Just a reminder that my blog has moved to

This is the last double-posted entry.  This blog will be closed soon.

Seeing that we're still in winter, I figure that stews would be a natural progression.  Plus, if you've been making soups at all, stews are pretty much the same in both ingredients and protocols.

  • Throw stuff in pot
  • Cook long time

There are some differences, though.  In meat-based stews:

  • More meat, less water
  • More vegetables, cut into larger chunks
  • Replace noodles with other starches (potatoes, quinoa, rice)
  • Starches as a side (i.e., pour stew on said starch)
  • Thickening agents (roux, corn starch)

I'll spend a little time, not much, on meat-based stews.  I'll probably spend more time on vegetarian stews, which will employ more vegetables, starches, and in particular, lentils.  I'll also dive into some tips to add flavor, as well as some grocery tips.

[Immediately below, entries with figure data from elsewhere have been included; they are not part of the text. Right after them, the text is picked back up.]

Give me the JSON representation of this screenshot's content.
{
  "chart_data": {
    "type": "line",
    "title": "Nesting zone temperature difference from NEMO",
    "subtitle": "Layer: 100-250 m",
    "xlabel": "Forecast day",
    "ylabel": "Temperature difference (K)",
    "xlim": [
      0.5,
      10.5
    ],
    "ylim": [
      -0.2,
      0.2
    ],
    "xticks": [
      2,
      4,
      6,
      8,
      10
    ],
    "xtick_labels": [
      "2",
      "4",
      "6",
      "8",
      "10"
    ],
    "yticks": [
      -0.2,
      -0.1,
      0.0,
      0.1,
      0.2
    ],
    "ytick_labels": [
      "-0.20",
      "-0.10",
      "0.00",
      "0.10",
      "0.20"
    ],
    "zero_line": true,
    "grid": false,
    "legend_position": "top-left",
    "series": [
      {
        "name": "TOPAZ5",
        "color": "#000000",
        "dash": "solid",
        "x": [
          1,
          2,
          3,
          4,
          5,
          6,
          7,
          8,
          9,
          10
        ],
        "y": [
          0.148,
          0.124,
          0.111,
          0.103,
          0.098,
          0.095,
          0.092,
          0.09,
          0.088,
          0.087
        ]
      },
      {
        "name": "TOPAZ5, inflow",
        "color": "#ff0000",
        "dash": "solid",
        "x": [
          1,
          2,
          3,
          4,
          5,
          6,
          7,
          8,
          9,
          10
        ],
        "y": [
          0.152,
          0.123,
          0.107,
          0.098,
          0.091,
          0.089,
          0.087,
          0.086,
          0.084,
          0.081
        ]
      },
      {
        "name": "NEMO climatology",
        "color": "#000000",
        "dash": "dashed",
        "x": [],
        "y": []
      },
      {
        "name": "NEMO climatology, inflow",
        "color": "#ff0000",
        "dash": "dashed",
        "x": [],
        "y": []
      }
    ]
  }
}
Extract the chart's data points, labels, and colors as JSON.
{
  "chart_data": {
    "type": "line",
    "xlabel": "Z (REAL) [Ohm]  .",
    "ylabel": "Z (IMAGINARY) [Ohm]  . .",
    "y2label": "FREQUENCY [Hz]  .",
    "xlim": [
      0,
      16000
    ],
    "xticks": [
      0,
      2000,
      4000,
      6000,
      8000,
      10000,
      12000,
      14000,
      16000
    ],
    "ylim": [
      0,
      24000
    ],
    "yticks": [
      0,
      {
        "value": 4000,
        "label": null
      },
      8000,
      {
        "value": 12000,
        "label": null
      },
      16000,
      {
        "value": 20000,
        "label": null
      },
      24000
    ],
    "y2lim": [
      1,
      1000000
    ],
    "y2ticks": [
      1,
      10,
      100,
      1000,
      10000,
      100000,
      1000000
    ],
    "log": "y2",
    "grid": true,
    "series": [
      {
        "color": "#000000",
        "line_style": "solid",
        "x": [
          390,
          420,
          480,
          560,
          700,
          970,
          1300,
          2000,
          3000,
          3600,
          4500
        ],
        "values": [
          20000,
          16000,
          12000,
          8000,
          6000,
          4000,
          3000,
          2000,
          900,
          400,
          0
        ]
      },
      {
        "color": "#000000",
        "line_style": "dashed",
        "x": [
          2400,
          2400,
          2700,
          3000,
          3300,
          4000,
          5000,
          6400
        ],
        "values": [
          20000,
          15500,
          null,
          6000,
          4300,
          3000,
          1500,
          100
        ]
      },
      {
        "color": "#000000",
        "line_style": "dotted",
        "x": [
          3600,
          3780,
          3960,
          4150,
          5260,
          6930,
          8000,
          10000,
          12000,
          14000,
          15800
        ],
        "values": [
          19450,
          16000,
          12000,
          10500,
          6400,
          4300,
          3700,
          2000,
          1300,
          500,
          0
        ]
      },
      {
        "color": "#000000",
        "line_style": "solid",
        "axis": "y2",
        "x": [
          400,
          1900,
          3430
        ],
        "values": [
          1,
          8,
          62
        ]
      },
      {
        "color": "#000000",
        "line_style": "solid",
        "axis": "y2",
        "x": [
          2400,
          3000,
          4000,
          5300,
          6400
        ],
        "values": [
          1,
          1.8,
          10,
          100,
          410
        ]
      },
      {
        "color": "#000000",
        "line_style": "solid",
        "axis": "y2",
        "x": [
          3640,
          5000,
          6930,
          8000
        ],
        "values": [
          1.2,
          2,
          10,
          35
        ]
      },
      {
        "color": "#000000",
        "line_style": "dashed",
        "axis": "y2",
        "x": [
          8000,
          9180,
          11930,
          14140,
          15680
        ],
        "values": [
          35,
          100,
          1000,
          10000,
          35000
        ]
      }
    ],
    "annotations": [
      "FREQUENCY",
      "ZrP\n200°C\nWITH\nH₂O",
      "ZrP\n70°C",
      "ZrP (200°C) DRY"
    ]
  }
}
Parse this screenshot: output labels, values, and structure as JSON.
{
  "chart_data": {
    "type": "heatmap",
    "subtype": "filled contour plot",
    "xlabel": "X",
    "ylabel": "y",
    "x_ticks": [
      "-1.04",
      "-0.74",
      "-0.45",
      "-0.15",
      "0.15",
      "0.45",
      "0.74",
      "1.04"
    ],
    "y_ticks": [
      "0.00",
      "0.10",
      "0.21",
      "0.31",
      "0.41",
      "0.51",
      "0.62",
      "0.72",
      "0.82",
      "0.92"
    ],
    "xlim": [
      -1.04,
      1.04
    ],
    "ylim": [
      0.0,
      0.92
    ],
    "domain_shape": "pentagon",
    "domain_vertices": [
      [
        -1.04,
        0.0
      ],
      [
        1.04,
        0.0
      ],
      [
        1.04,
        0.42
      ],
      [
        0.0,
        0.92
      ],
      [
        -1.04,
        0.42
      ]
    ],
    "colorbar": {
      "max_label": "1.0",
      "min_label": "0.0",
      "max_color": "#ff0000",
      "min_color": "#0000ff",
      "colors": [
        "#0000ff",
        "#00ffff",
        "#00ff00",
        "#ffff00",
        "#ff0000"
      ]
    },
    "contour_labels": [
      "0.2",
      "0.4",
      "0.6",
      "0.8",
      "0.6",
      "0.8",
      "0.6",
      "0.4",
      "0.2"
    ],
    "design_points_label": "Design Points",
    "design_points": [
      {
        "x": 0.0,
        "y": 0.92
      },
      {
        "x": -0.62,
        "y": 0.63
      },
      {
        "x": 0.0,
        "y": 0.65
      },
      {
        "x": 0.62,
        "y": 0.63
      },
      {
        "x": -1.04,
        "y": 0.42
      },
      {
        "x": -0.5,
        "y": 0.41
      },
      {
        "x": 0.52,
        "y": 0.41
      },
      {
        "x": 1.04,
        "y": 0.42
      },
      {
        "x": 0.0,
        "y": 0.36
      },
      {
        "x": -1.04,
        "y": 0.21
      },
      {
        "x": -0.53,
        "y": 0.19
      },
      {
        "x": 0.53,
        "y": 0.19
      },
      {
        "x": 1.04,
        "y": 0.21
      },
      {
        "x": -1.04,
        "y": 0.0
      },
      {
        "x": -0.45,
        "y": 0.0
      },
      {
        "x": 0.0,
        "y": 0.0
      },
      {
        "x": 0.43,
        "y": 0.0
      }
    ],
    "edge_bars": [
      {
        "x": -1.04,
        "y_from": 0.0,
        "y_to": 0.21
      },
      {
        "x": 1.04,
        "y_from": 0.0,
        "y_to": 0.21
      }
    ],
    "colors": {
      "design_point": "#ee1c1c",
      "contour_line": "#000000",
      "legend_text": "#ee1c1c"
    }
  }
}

Stews can be done on the stovetop, in the oven (in a dutch oven), and in a slow cooker.  I'm generalizing here (surprised?), but it seems to me that times for each go something like this:

  • Stovetop: 2-3 hours
  • Oven:  2-3 hours
  • Crockpot:  5 hours on high, 8 on low
  • Pressure Cooker:  ask your grandma.

To brown, or not to brown?

In the meat-based stews and recipes I've found, they vary.  Some say just throw the meat in the pot, others say to brown the meat first, and others say to coat the meat in flour and then brown.  The verdict?  I don't know.  I think this boils down (pun intended) to the amount of time you have.  On one hand, browning on the stovetop or dutch oven might help the meat cook faster.  On the other, time is your friend here.  The longer you cook meat (at a low temperature, that is), the more tender the meat will be.  Some will argue flavor.  In other words, if you brown the meat, you will add flavor to the stew.  I might argue that this is overrated.  There's plenty going on here, with the liquid, vegetables, and spices, that I would think the benefit is minimal to moderate.  Regardless, if you do brown the meat, it is imperative that you deglaze the pot with liquid (water, stock, wine) and scrape (read: this is not for a nonstick pan) the bits off (that stuff is where the flavor is located; it's called fond.  Who went to cooking school?  Not this guy!), making sure this liquid gets to be part of the party (i.e., if you brown the meat in a pan and put it in a slow cooker, make sure this liquid gets added).